The first time I saw We Are Scientists, they opened for Arctic Monkeys (!) at the Henry Fonda in LA on March 15, 2006 (!). For 10 years, I’ve loved watching these dudes perform – anyone who’s seen them live would certainly agree. This show at Irving Plaza was a special 10-year anniversary celebration for the release of their debut album With Love and Squalor – the album that made a lot of people fall in love with them. Even better – the band still played a full set immediately following that With Love and Squalor performance. How sick is that?

Adding a wonderful flourish, Keith Murray and Chris Cain played With Love and Squalor with their original drummer Michael Tapper, who left the band before their second album was released in 2007. It felt like a strange blast from the past seeing him, and – in a bizarre way – made me realize how much We Are Scientists have stayed the same over the years. Yeah – they’ve grown as performers, musicians, and songwriters, but they’re still the same lanky dudes singing the same songs and making the same jokes. And that’s why they’re so awesome. It’s all fun in a familiar way, like hanging out with old friends.
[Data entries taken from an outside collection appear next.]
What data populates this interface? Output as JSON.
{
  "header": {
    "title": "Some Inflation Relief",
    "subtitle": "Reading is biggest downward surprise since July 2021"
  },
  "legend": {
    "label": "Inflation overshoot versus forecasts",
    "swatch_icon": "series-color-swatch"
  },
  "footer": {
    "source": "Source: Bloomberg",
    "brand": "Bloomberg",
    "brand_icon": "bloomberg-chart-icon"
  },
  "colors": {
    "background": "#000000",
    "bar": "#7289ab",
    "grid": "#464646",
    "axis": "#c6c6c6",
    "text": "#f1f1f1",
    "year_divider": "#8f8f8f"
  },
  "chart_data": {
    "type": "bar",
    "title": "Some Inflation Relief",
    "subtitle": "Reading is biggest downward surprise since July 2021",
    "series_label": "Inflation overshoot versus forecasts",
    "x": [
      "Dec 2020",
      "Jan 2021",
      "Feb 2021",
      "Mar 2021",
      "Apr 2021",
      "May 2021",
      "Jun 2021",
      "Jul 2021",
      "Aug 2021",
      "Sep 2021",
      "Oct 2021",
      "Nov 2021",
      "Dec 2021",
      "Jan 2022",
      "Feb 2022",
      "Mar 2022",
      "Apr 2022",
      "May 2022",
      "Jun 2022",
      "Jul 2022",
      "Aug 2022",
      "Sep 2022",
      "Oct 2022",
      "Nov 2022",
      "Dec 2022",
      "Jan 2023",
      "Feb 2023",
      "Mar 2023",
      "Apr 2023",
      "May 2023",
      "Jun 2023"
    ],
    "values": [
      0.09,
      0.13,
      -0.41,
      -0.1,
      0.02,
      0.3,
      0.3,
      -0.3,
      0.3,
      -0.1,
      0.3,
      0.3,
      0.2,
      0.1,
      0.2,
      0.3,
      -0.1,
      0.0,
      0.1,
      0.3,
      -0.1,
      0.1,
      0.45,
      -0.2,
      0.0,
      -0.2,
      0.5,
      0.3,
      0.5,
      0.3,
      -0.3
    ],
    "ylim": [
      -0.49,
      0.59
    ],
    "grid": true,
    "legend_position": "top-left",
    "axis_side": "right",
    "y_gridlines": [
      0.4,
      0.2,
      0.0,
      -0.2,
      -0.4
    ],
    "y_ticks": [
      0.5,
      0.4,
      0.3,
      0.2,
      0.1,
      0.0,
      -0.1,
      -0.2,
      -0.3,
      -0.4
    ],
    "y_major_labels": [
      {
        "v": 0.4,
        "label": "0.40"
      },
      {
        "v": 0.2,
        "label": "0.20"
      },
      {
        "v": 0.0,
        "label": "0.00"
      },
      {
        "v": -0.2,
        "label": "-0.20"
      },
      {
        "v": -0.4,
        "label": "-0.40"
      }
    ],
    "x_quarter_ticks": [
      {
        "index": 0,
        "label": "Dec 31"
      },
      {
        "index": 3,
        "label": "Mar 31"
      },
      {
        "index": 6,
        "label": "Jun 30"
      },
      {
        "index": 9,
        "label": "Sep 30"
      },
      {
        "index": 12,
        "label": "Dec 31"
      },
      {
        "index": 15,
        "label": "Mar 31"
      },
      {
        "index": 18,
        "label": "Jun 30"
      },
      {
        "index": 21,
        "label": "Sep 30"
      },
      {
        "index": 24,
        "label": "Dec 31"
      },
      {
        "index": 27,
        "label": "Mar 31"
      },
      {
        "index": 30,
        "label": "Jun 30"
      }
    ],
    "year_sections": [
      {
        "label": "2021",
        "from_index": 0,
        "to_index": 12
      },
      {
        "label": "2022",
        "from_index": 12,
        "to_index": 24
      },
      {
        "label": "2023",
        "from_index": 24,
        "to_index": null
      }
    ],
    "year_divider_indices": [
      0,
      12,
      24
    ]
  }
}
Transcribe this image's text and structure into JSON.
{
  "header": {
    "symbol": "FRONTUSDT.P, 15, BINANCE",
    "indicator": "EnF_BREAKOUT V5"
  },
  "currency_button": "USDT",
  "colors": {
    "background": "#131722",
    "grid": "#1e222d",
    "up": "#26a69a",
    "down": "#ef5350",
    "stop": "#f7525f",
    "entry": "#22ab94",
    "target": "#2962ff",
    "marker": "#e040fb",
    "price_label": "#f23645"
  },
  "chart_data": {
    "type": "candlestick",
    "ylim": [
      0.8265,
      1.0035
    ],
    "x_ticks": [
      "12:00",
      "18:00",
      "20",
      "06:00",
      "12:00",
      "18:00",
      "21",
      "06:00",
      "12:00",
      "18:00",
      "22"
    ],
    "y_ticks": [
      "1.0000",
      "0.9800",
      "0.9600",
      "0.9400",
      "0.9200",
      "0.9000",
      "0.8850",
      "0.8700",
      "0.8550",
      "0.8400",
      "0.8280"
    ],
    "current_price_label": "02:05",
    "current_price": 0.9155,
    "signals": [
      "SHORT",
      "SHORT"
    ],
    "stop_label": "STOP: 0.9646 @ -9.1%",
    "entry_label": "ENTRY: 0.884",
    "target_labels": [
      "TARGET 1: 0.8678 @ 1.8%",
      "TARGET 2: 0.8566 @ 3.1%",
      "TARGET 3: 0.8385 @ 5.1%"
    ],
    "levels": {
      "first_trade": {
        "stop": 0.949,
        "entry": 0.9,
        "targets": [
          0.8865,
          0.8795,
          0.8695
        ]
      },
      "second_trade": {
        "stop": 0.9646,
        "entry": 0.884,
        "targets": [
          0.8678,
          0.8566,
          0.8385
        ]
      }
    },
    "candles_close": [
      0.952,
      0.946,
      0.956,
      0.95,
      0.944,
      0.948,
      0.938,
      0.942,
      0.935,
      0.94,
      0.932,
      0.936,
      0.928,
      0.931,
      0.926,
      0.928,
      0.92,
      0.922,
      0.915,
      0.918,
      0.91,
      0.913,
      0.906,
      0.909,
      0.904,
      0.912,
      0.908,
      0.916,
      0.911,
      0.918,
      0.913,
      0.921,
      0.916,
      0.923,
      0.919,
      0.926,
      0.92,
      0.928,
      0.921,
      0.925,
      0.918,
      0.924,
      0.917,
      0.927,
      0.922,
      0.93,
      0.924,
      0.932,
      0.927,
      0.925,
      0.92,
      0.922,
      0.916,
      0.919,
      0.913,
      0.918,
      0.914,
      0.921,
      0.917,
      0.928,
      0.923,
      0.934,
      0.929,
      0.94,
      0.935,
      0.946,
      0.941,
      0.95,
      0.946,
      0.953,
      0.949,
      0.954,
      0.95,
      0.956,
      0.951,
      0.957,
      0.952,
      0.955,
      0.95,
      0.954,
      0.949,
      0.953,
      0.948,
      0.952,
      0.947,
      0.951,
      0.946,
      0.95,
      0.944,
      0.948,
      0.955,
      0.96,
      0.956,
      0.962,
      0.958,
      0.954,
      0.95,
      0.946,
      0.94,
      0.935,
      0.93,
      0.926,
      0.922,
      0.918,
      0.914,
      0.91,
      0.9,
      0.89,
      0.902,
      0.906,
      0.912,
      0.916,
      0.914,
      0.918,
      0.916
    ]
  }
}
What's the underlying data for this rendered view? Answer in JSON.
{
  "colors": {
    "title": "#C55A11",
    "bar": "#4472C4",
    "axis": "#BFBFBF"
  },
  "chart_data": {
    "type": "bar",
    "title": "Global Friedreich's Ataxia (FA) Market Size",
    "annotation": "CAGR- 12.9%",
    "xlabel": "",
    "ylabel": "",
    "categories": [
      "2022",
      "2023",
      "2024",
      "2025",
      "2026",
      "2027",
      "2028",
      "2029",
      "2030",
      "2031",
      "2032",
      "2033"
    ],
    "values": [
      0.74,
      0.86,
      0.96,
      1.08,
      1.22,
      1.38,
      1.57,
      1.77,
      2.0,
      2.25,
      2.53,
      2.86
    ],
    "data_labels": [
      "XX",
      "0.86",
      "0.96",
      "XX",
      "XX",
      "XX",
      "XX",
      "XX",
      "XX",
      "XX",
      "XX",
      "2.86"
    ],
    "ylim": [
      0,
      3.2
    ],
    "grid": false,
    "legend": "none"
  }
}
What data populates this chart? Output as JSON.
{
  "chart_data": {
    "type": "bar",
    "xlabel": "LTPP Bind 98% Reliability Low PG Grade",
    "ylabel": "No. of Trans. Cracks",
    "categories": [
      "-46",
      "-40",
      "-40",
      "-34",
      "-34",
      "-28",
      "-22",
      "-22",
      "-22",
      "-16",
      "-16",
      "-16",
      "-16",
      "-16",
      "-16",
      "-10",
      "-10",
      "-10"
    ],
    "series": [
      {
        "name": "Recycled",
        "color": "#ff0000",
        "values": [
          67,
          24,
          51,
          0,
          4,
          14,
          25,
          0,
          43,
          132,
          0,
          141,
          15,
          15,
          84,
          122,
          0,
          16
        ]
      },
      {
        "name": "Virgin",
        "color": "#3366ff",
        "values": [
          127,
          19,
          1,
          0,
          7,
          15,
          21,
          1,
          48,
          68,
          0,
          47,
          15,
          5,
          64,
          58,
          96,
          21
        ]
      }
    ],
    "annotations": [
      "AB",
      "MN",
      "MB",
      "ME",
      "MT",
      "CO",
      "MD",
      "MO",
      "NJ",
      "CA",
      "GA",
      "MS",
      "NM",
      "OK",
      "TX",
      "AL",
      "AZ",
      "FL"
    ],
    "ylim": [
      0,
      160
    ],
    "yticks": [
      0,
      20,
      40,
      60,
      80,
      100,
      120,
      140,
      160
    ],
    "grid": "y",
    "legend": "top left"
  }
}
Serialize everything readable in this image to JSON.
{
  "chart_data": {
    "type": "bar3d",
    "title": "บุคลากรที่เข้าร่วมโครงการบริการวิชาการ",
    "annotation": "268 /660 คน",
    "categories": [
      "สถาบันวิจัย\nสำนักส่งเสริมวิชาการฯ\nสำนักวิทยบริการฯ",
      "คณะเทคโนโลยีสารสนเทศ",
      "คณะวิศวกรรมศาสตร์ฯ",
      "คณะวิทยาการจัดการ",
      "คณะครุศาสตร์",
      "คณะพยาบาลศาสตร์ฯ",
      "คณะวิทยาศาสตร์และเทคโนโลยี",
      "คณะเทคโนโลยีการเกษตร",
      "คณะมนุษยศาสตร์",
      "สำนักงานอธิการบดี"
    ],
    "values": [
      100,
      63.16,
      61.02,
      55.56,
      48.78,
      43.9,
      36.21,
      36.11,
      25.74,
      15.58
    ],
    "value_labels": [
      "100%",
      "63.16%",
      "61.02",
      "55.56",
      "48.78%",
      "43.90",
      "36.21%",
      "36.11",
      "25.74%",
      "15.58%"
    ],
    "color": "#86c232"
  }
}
The second set featured four new songs off their most recent album, which only came out last week, Helter Seltzer. The crowd was loving every minute of it and I was elated to finally feel like everyone was dancing just as much as I was. I got a good feeling about this album; its reception is gonna be stellar. Ultimately, I’m so proud of these dudes and I’ll continue to support them as long as they keep making awesome tunes and making me laugh – which I imagine will keep happening until death.

Bottom Line: I’ve been a WAS fan for a decade and there’s no sign of stopping. Also, if you claim to be a WAS fan and you don’t sing “if you’re the night sky, then act like the night sky” during “Nice Guys,” then you’re lying.

We Are Scientists (Surfer Blood Benefit) 5/12/15

(a) setlist

    1. After Hours

(b) highlights

  • seeing a looooot of bands I otherwise wouldn’t have
  • helping raise money for a good cause
  • literally watching a two and a half hour show just to see We Are Scientists play “After Hours” = worth it

(c) lowlights

  • cancer sucks

(d) overall thoughts

Even though I’ve never really known much about the band Surfer Blood, I remember when I first read that their guitarist Thomas Fekete was battling cancer. The whole story was pretty devastating, and this show was put together as a benefit for both him and the band to come together to help pay some of his medical bills. What a world we live in where that happens.

Surfer Blood and We Are Scientists weren’t the only bands to play, so we also got to see peeps like Julianna Barwick, Cults, Marnie Stern, Kip Berman of The Pains of Being Pure at Heart, Andy Boay, and others. It was a small taste of all these people who knew Surfer Blood and Tommy well, so it was a bittersweet experience.

We Are Scientists were their usual selves, seemingly stumbling onstage in ripped up t-shirts probably purchased at K-Mart and just roaring into one of their instant classics, “After Hours.” Does anyone not love that song? If anyone says they don’t, they’re lying. Fact.

Bottom Line: Cancer sucks, but it’s cool when people get together to jam and raise money.